Persoalan sampah plastik semakin hari menjadi persoalan yang signifikan bagi lingkungan dan alam. Persoalan tersebut merupakan persoalan global yang perlu diberantas hingga tuntas, karena dampak sampah plastik yang sering menjadi ancaman baik bagi lingkungan, alam, laut, manusia, hingga ekosistem laut. Seiring perkembangan zaman, sampah plastik terus meningkat penggunaannya, akibatnya terjadinya tumpukan-tumpukan sampah plastik tersebut. Perusahaan-perusahaan penghasil plastik menjadi kemasan-kemasan pembungkus barang dan makanan, terus diolah tanpa memperhatikan bahaya plastik tersebut saat menjadi sampah, karena sulit terurai.

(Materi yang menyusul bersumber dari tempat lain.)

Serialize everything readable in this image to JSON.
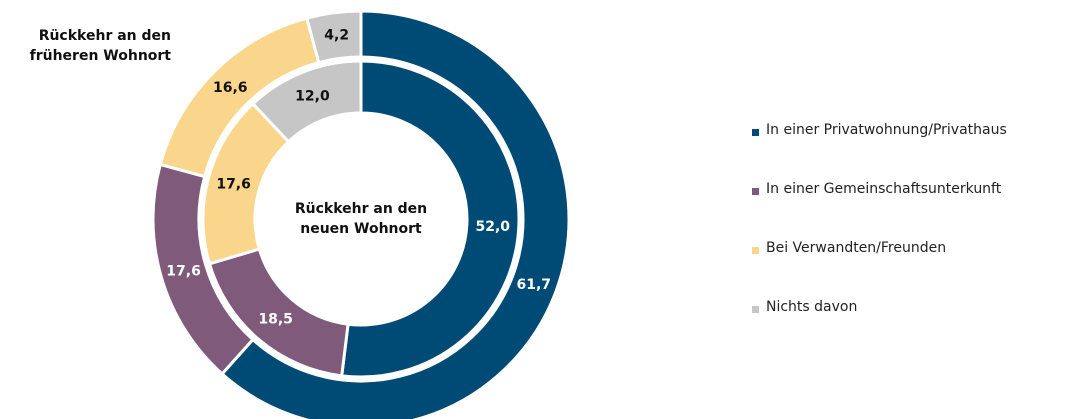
{
  "chart_data": {
    "type": "donut",
    "categories": [
      "In einer Privatwohnung/Privathaus",
      "In einer Gemeinschaftsunterkunft",
      "Bei Verwandten/Freunden",
      "Nichts davon"
    ],
    "colors": [
      "#004b76",
      "#7f5a7a",
      "#f9d68c",
      "#c6c6c6"
    ],
    "series": [
      {
        "name": "Rückkehr an den früheren Wohnort",
        "ring": "outer",
        "values": [
          61.7,
          17.6,
          16.6,
          4.2
        ],
        "value_labels": [
          "61,7",
          "17,6",
          "16,6",
          "4,2"
        ]
      },
      {
        "name": "Rückkehr an den neuen Wohnort",
        "ring": "inner",
        "values": [
          52.0,
          18.5,
          17.6,
          12.0
        ],
        "value_labels": [
          "52,0",
          "18,5",
          "17,6",
          "12,0"
        ]
      }
    ],
    "legend": "right"
  }
}
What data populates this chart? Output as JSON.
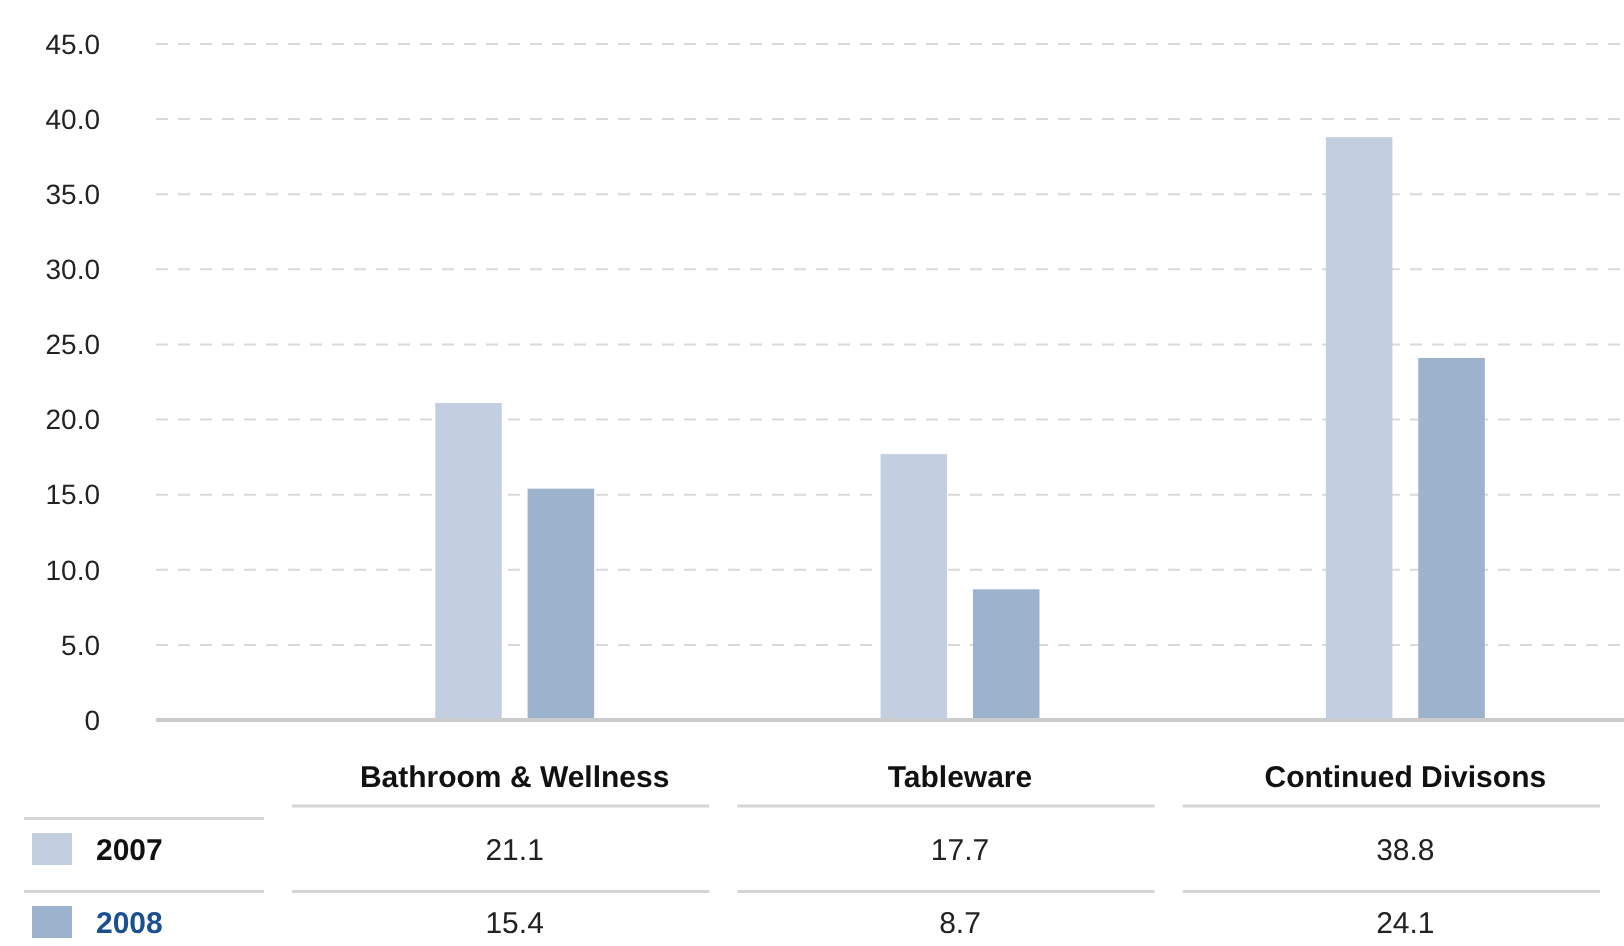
{
  "chart_data": {
    "type": "bar",
    "categories": [
      "Bathroom & Wellness",
      "Tableware",
      "Continued Divisons"
    ],
    "series": [
      {
        "name": "2007",
        "color": "#c3cfe0",
        "values": [
          21.1,
          17.7,
          38.8
        ]
      },
      {
        "name": "2008",
        "color": "#9db2cd",
        "values": [
          15.4,
          8.7,
          24.1
        ]
      }
    ],
    "ylim": [
      0,
      45
    ],
    "yticks": [
      {
        "value": 0,
        "label": "0"
      },
      {
        "value": 5,
        "label": "5.0"
      },
      {
        "value": 10,
        "label": "10.0"
      },
      {
        "value": 15,
        "label": "15.0"
      },
      {
        "value": 20,
        "label": "20.0"
      },
      {
        "value": 25,
        "label": "25.0"
      },
      {
        "value": 30,
        "label": "30.0"
      },
      {
        "value": 35,
        "label": "35.0"
      },
      {
        "value": 40,
        "label": "40.0"
      },
      {
        "value": 45,
        "label": "45.0"
      }
    ],
    "grid": "y",
    "legend": "bottom",
    "data_labels": true
  }
}
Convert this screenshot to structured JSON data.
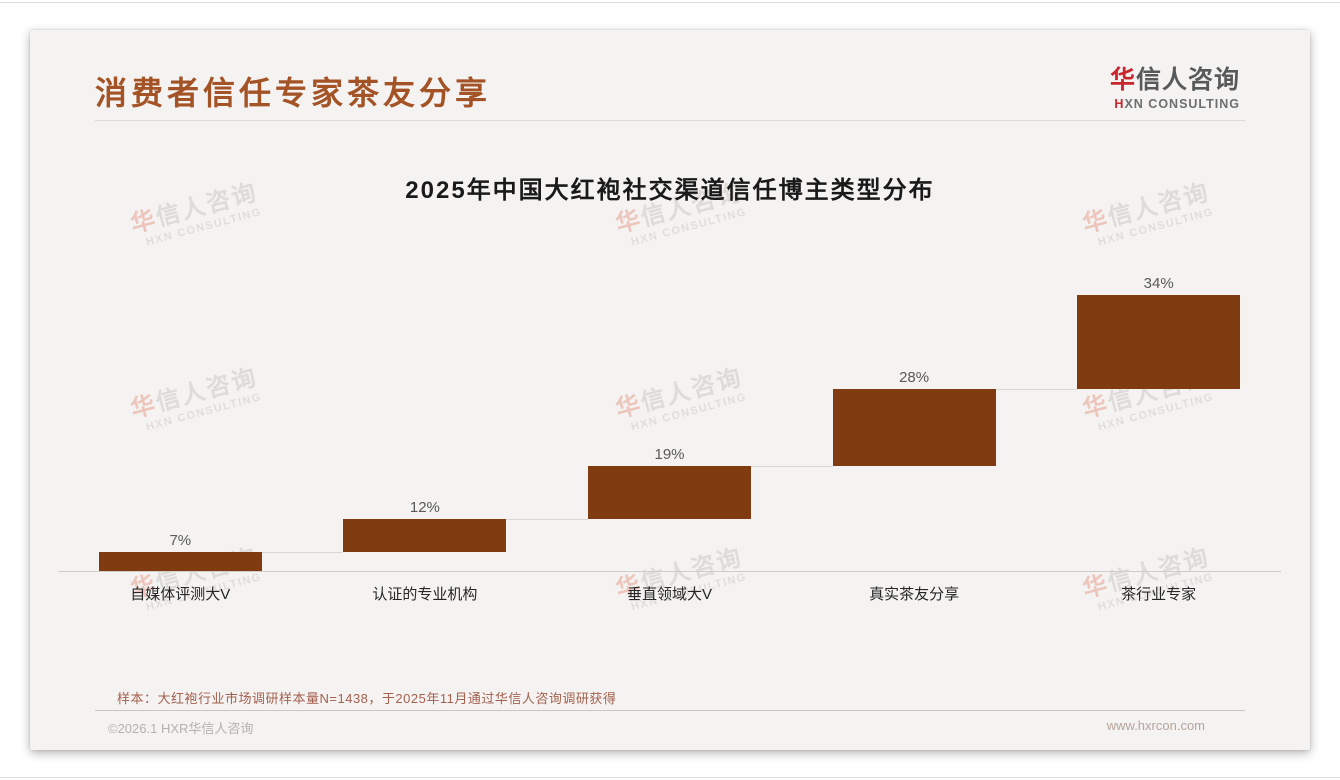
{
  "page": {
    "title": "消费者信任专家茶友分享",
    "logo": {
      "line1_accent": "华",
      "line1_rest": "信人咨询",
      "line2_accent": "H",
      "line2_rest": "XN CONSULTING"
    },
    "watermark": {
      "line1_accent": "华",
      "line1_rest": "信人咨询",
      "line2": "HXN CONSULTING"
    },
    "footnote": "样本：大红袍行业市场调研样本量N=1438，于2025年11月通过华信人咨询调研获得",
    "footer": {
      "copyright": "©2026.1 HXR华信人咨询",
      "website": "www.hxrcon.com"
    }
  },
  "chart_data": {
    "type": "bar",
    "subtype": "waterfall",
    "title": "2025年中国大红袍社交渠道信任博主类型分布",
    "categories": [
      "自媒体评测大V",
      "认证的专业机构",
      "垂直领域大V",
      "真实茶友分享",
      "茶行业专家"
    ],
    "values": [
      7,
      12,
      19,
      28,
      34
    ],
    "value_labels": [
      "7%",
      "12%",
      "19%",
      "28%",
      "34%"
    ],
    "ylim": [
      0,
      100
    ],
    "bar_color": "#803c10",
    "connector_color": "#d9d7d4",
    "axis_line_color": "#cfcdca",
    "value_label_color": "#595959",
    "category_label_color": "#262626",
    "grid": "off",
    "legend": "none"
  },
  "colors": {
    "title_accent": "#a35326",
    "logo_red": "#c9252c",
    "footnote": "#a4604e",
    "card_background": "#f4f3f1"
  }
}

Kebiasaan dan kesadaran masyarakat yang masih rendah terhadap sikap peduli lingkungan, akibatnya masyarakat membuang sampah sembarangan seperti ke sungai-sungai, ke jurang bibir pantai, ke lurah-lurah, yang ketika hujan dan banjir sampah-sampah tersebut terbawa arus dan berakhir di laut dan pantai. Hal itu menyebabkan pencemaran terhadap laut, tak lain ancaman bagi ekosistem laut, karena sampah-sampah tersebut dimakan oleh biota-biota laut–sering mati terdampar akibat memakan sampah, seperti paus.
Persoalannya ancaman tersebut sampai kepada kita, karena biota-biota laut yang memakan sampah plastik, namun tidak mati dan terdampar, sementara itu nelayan menangkap ikan tersebut dan dipasarkan, kita mengkonsumsi ikan itu, kita tidak sadar bahwa ikan tersebut terdampak sampah plastik, berdampak juga kepada kita, karena terdapat zat kimia pada plastik tersebut.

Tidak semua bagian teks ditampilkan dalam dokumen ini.